Guest Post by Mike Guidry-
The eleven states of the former Confederacy earned the moniker “the Solid South”, for their electoral unity in the post Civil War era. In the 17 presidential elections from 1880 to 1944, these states voted together for the Democratic candidate in all but two. The civil rights movement caused the coalition to fracture, and over the 6 elections from 1948 to 1968 these states voted for a mix of Democratic, Republican, and third party candidates. Unity returned in 1972 when the bloc voted for Richard Nixon’s reelection. Jimmy Carter won 10 of the 11 in 1976, and all but Georgia voted for Ronald Reagan in 1980. The bloc again voted together for Reagan in 1984 and Bush in 1988.
In 1988, the coalition was in a relatively tight pattern, from Louisiana (R+10) to South Carolina (R+24). Bill Clinton was able to split the group, taking 4 states in both of his wins, including winning Arkansas by 17 points and Louisiana by 12 points in 1996. The group reunited with George W. Bush in both of his victories.
Starting in 2008, an interesting split has taken place among these eleven states. The five South Atlantic states, Florida, Georgia, North Carolina, South Carolina, and Virginia, have shown a more Democratic bias than the rest of the coalition. Meanwhile, the five Deep South states, Alabama, Arkansas, Louisiana, Mississippi, and Tennessee, have moved more firmly to the Republican side. The South Atlantic in 2016 varied from D+5 (VA) to R+14 (SC), whereas the Deep South ranged from R+18 (MS) to R+28 (AL).

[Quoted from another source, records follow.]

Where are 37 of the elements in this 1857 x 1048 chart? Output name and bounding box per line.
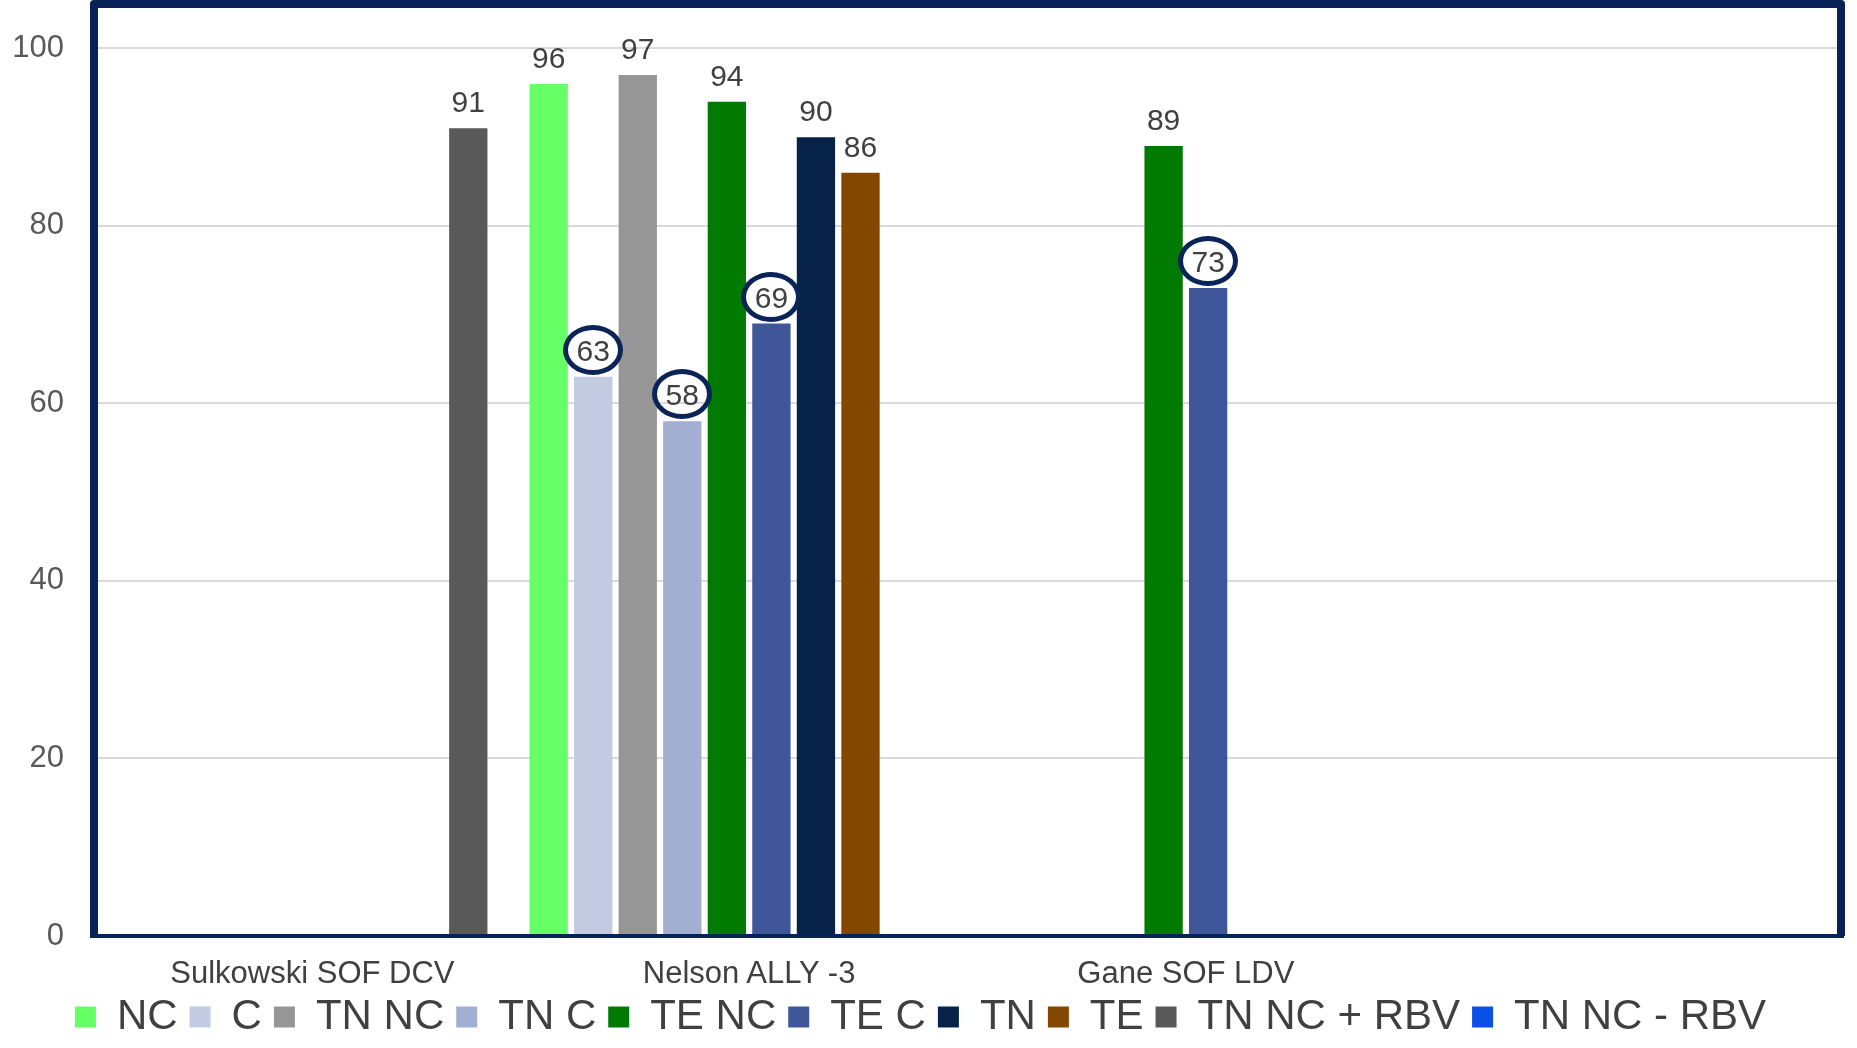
data-label: 69 [754,280,789,314]
legend-label: TN [979,990,1036,1038]
data-label: 89 [1146,103,1181,137]
data-label: 91 [451,85,485,119]
legend-label: TN NC + RBV [1197,990,1461,1038]
legend-label: TN C [498,990,597,1038]
bar [841,172,880,935]
data-label: 58 [665,378,699,412]
legend-label: C [231,990,262,1038]
x-tick-label: Sulkowski SOF DCV [170,955,455,991]
legend-label: TE [1089,990,1144,1038]
bar [529,83,568,935]
data-label: 97 [621,32,655,66]
y-tick-label: 60 [29,383,64,419]
legend-label: TN NC [315,990,445,1038]
data-label: 73 [1191,245,1225,279]
data-label: 90 [799,94,833,128]
legend-label: TE NC [650,990,777,1038]
data-label: 96 [531,40,566,74]
x-tick-label: Gane SOF LDV [1077,955,1295,991]
y-tick-label: 100 [12,28,64,64]
bar [1144,146,1183,935]
legend-label: TE C [830,990,926,1038]
bar [707,101,747,935]
y-tick-label: 80 [29,206,64,242]
legend-label: TN NC - RBV [1514,990,1767,1038]
data-label: 63 [576,333,610,367]
x-tick-label: Nelson ALLY -3 [642,955,856,991]
bar [449,128,488,935]
y-tick-label: 0 [46,916,64,952]
data-label: 94 [710,58,744,92]
y-tick-label: 20 [29,739,64,775]
y-tick-label: 40 [29,561,64,597]
data-label: 86 [843,129,878,163]
bar [796,137,836,935]
bar [618,75,657,935]
legend-label: NC [116,990,178,1038]
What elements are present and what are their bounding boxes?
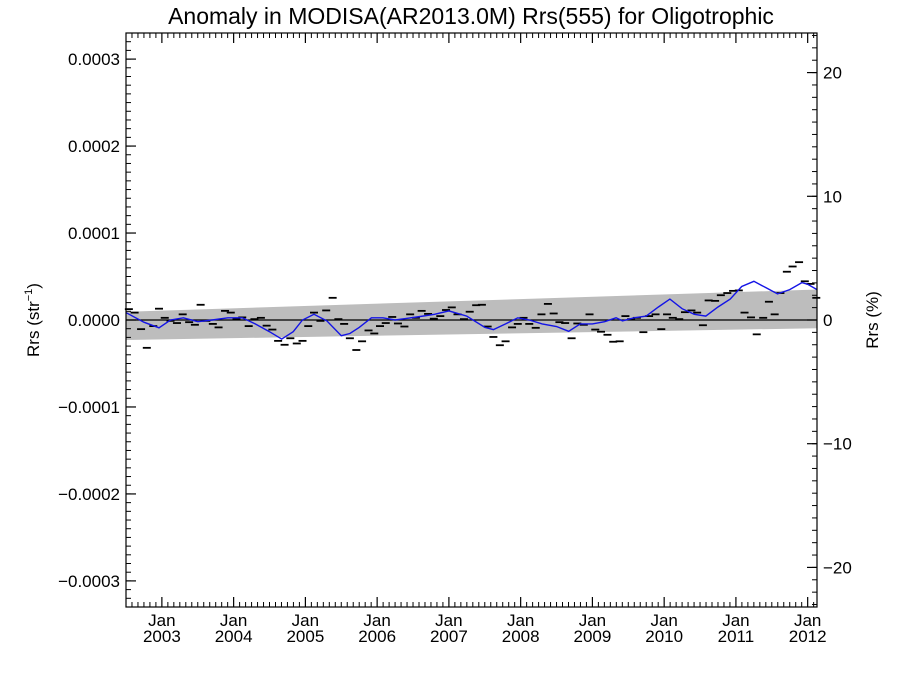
x-tick-label-month: Jan (650, 611, 677, 630)
left-axis-label-end: ) (24, 283, 43, 289)
x-tick-label-month: Jan (220, 611, 247, 630)
right-tick-label: 10 (823, 187, 842, 206)
left-axis-label: Rrs (str−1) (23, 283, 43, 357)
x-tick-label-year: 2006 (358, 627, 396, 646)
left-tick-label: −0.0003 (58, 572, 120, 591)
right-tick-label: −10 (823, 435, 852, 454)
x-tick-label-month: Jan (435, 611, 462, 630)
right-y-axis: 20 10 0 −10 −20 (807, 34, 852, 606)
right-tick-label: 20 (823, 64, 842, 83)
trend-band (126, 289, 817, 341)
x-tick-label-year: 2009 (573, 627, 611, 646)
x-tick-label-year: 2010 (645, 627, 683, 646)
x-tick-label-month: Jan (507, 611, 534, 630)
x-tick-label-year: 2005 (286, 627, 324, 646)
x-tick-label-year: 2012 (789, 627, 827, 646)
right-tick-label: −20 (823, 558, 852, 577)
smoothed-anomaly-line (125, 280, 818, 340)
x-tick-label-year: 2003 (143, 627, 181, 646)
right-axis-label: Rrs (%) (863, 291, 882, 349)
x-tick-label-month: Jan (148, 611, 175, 630)
left-y-axis: 0.0003 0.0002 0.0001 0.0000 −0.0001 −0.0002 −0… (58, 41, 136, 608)
left-tick-label: −0.0002 (58, 485, 120, 504)
x-tick-label-month: Jan (579, 611, 606, 630)
plot-area (124, 32, 821, 608)
x-tick-label-year: 2004 (215, 627, 253, 646)
left-tick-label: 0.0000 (68, 311, 120, 330)
left-tick-label: 0.0003 (68, 50, 120, 69)
left-tick-label: 0.0002 (68, 137, 120, 156)
left-tick-label: 0.0001 (68, 224, 120, 243)
left-axis-label-superscript: −1 (23, 289, 35, 302)
x-tick-label-year: 2008 (502, 627, 540, 646)
x-tick-label-month: Jan (722, 611, 749, 630)
x-tick-label-month: Jan (292, 611, 319, 630)
x-tick-label-year: 2011 (718, 627, 755, 646)
left-tick-label: −0.0001 (58, 398, 120, 417)
x-tick-label-month: Jan (363, 611, 390, 630)
x-axis: Jan2003Jan2004Jan2005Jan2006Jan2007Jan20… (125, 33, 827, 646)
x-tick-label-month: Jan (794, 611, 821, 630)
right-tick-label: 0 (823, 311, 832, 330)
x-tick-label-year: 2007 (430, 627, 468, 646)
chart-title: Anomaly in MODISA(AR2013.0M) Rrs(555) fo… (168, 3, 774, 29)
left-axis-label-text: Rrs (str (24, 301, 43, 357)
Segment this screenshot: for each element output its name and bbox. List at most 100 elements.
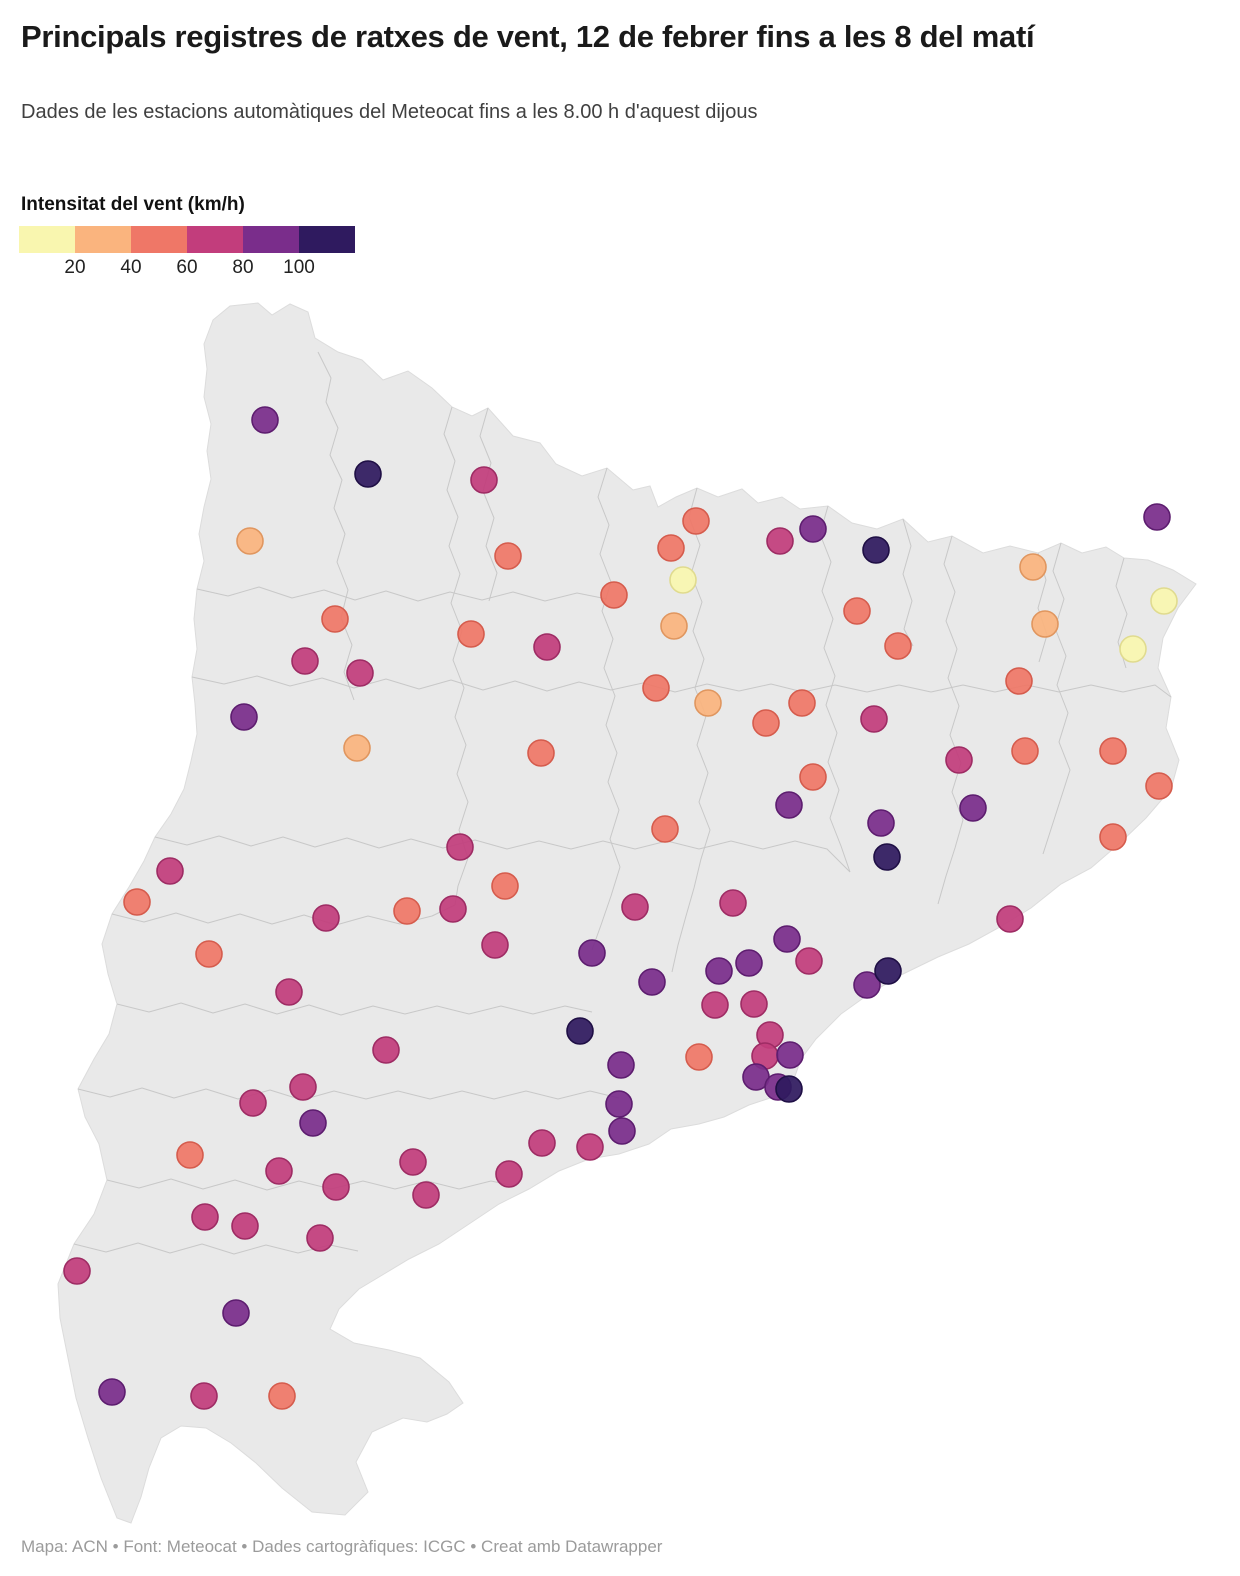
station-dot[interactable]	[775, 791, 803, 819]
station-dot[interactable]	[860, 705, 888, 733]
station-dot[interactable]	[446, 833, 474, 861]
station-dot[interactable]	[694, 689, 722, 717]
station-dot[interactable]	[527, 739, 555, 767]
comarca-borders	[73, 351, 1172, 1255]
station-dot[interactable]	[156, 857, 184, 885]
station-dot[interactable]	[1019, 553, 1047, 581]
station-dot[interactable]	[98, 1378, 126, 1406]
station-dot[interactable]	[494, 542, 522, 570]
station-dot[interactable]	[799, 763, 827, 791]
station-dot[interactable]	[343, 734, 371, 762]
station-dot[interactable]	[268, 1382, 296, 1410]
station-dot[interactable]	[457, 620, 485, 648]
station-dot[interactable]	[1011, 737, 1039, 765]
station-dot[interactable]	[191, 1203, 219, 1231]
station-dot[interactable]	[600, 581, 628, 609]
station-dot[interactable]	[1099, 737, 1127, 765]
station-dot[interactable]	[533, 633, 561, 661]
station-dot[interactable]	[312, 904, 340, 932]
station-dot[interactable]	[470, 466, 498, 494]
station-dot[interactable]	[752, 709, 780, 737]
station-dot[interactable]	[222, 1299, 250, 1327]
station-dot[interactable]	[638, 968, 666, 996]
station-dot[interactable]	[642, 674, 670, 702]
station-dot[interactable]	[660, 612, 688, 640]
station-dot[interactable]	[867, 809, 895, 837]
station-dot[interactable]	[1031, 610, 1059, 638]
station-dot[interactable]	[176, 1141, 204, 1169]
station-dot[interactable]	[657, 534, 685, 562]
station-dot[interactable]	[346, 659, 374, 687]
station-dot[interactable]	[651, 815, 679, 843]
station-dot[interactable]	[289, 1073, 317, 1101]
station-dot[interactable]	[322, 1173, 350, 1201]
station-dot[interactable]	[265, 1157, 293, 1185]
station-dot[interactable]	[236, 527, 264, 555]
legend-tick-100: 100	[283, 257, 315, 278]
station-dot[interactable]	[705, 957, 733, 985]
station-dot[interactable]	[231, 1212, 259, 1240]
station-dot[interactable]	[528, 1129, 556, 1157]
station-dot[interactable]	[1145, 772, 1173, 800]
legend-swatch-60-80	[187, 226, 243, 253]
station-dot[interactable]	[412, 1181, 440, 1209]
station-dot[interactable]	[719, 889, 747, 917]
station-dot[interactable]	[766, 527, 794, 555]
station-dot[interactable]	[669, 566, 697, 594]
station-dot[interactable]	[959, 794, 987, 822]
station-dot[interactable]	[799, 515, 827, 543]
station-dot[interactable]	[372, 1036, 400, 1064]
station-dot[interactable]	[239, 1089, 267, 1117]
station-dot[interactable]	[306, 1224, 334, 1252]
station-dot[interactable]	[495, 1160, 523, 1188]
station-dot[interactable]	[788, 689, 816, 717]
station-dot[interactable]	[321, 605, 349, 633]
station-dot[interactable]	[740, 990, 768, 1018]
station-dot[interactable]	[1005, 667, 1033, 695]
station-dot[interactable]	[63, 1257, 91, 1285]
station-dot[interactable]	[873, 843, 901, 871]
footer-credits: Mapa: ACN • Font: Meteocat • Dades carto…	[21, 1537, 663, 1556]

Then there is the case of Texas. In 2000 and 2004 it was one of the most Republican states, when Bush 43 was on the ticket. It has backed off since, and though voting with the Deep South in 2008 and 2012, turned against Donald Trump somewhat in 2016 (from R+16 to R+9).
Looking ahead, it will be interesting to see if the split widens, which would push more of the South Atlantic states into “swing” status. And if the trendline of Texas over the past 3 elections continues, it may open up a new electoral front.